My fiancé has his two children 50 percent of the time, while I have my daughter all the time. I am constantly telling him how lucky he is.
It seems like an appalling thing to say — but I am envious. More often than not, I find myself resentful of his setup with his ex-wife (my ex lives in another city).
My daughter is the true love of my life. But if you love your career (as I do), it gets increasingly difficult to get work done when you are — for the most part — a single mother. I have to stop work at 3:30 pm to pick up my daughter from school. And then I’m her chauffeur, taking her to acting classes, singing lessons, and art.

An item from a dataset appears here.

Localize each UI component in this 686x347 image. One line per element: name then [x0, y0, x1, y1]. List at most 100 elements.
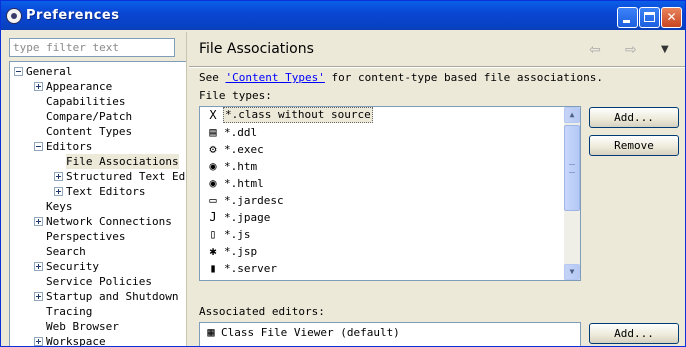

Meanwhile, on the days my fiancé doesn’t have his children, he works until 6 pm, if not 7. Oh, how I wish I had those extra hours! He also doesn’t have to get his children up, dressed, and out the door (not to mention make them dinner and oversee homework). I’m embarrassed to say it, but we argue about this — not the fact that I have my daughter, but that he doesn’t get that my work suffers because of it.

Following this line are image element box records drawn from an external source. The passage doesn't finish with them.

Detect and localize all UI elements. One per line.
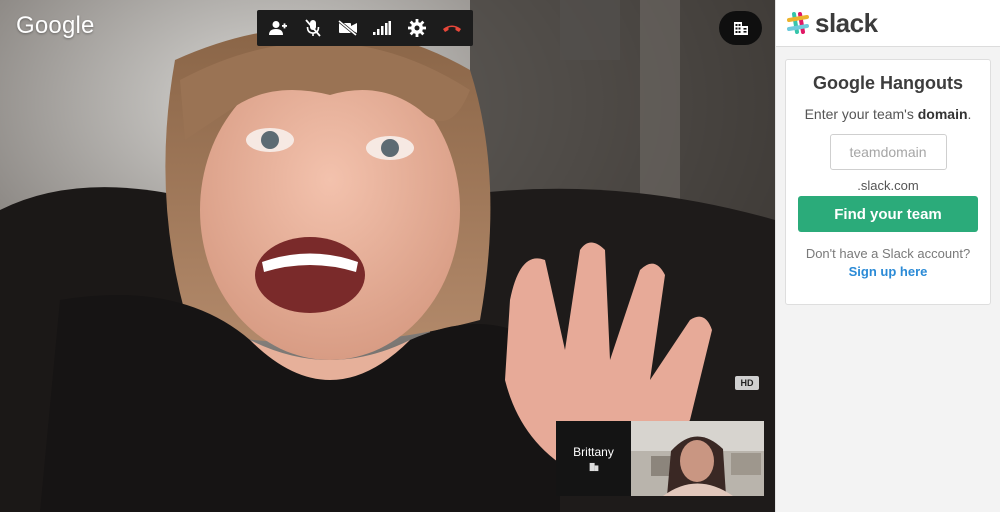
add-person-button[interactable] [263, 13, 293, 43]
settings-gear-icon [407, 19, 426, 37]
find-your-team-button[interactable]: Find your team [798, 196, 978, 232]
domain-suffix: .slack.com [857, 178, 919, 193]
signal-icon [373, 21, 392, 35]
slack-wordmark: slack [815, 7, 878, 38]
mute-mic-icon [305, 19, 321, 37]
slack-header: slack [776, 0, 1000, 47]
hangup-icon [442, 25, 461, 32]
domain-instruction: Enter your team's domain. [786, 106, 990, 122]
slack-hash-logo-icon [787, 12, 809, 34]
camera-off-icon [337, 20, 357, 36]
participant-name: Brittany [573, 445, 614, 459]
participant-video-thumbnail [631, 421, 764, 496]
camera-off-button[interactable] [333, 13, 363, 43]
instruction-prefix: Enter your team's [804, 106, 918, 122]
participant-building-icon [589, 462, 598, 472]
building-icon [733, 21, 748, 35]
add-person-icon [269, 21, 288, 35]
instruction-suffix: . [967, 106, 972, 122]
building-button[interactable] [719, 11, 762, 45]
mute-mic-button[interactable] [298, 13, 328, 43]
video-stage: Google HD Brittany [0, 0, 775, 512]
signal-button[interactable] [367, 13, 397, 43]
instruction-bold: domain [917, 106, 968, 122]
google-logo: Google [16, 12, 95, 39]
settings-button[interactable] [402, 13, 432, 43]
sign-up-link[interactable]: Sign up here [849, 264, 928, 279]
call-toolbar [257, 10, 473, 46]
slack-sidebar: slack Google Hangouts Enter your team's … [775, 0, 1000, 512]
team-login-card: Google Hangouts Enter your team's domain… [785, 59, 991, 305]
team-domain-input[interactable] [829, 134, 947, 170]
hd-badge: HD [735, 376, 759, 390]
participant-info: Brittany [556, 421, 631, 496]
participant-tile[interactable]: Brittany [556, 421, 764, 496]
hangup-button[interactable] [437, 13, 467, 43]
no-account-text: Don't have a Slack account? [805, 246, 971, 261]
card-title: Google Hangouts [813, 73, 963, 93]
hangouts-app: Google HD Brittany slack Google Hangouts… [0, 0, 1000, 512]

Yes, my heart cracks when my daughter takes off with her father, even for a few days. But it also feels like a vacation — a working vacation, where I can completely concentrate on my career knowing that she’s in good hands. (I can start working in my pajamas at 6 am and go till 6 pm!)
My fiancé asks me why my daughter needs to do so many after-school programs. Or why I don’t just leave her at after-care. But to me that’s just punishing my daughter by taking away the programs she adores. Plus, I love watching her.
Despite our discussions, he doesn’t get it — this constant feeling of my career being second to his all because he has the luxury of “time off.” Sometimes, when he doesn’t have his children, he sleeps in, taking his time getting to work, sipping coffee. I do not have that luxury, and it is a luxury, at least from the view of a type-A ambitious woman.
I can’t blame him for his setup. But sometimes I wish he could see how lucky he is. His children are wonderful, kind, and well-rounded; clearly, the 50-50 split is working for them.
Some people couldn’t possibly wrap their heads around seeing their children just half the time. But there is joy in joint custody. At least it looks that way to me.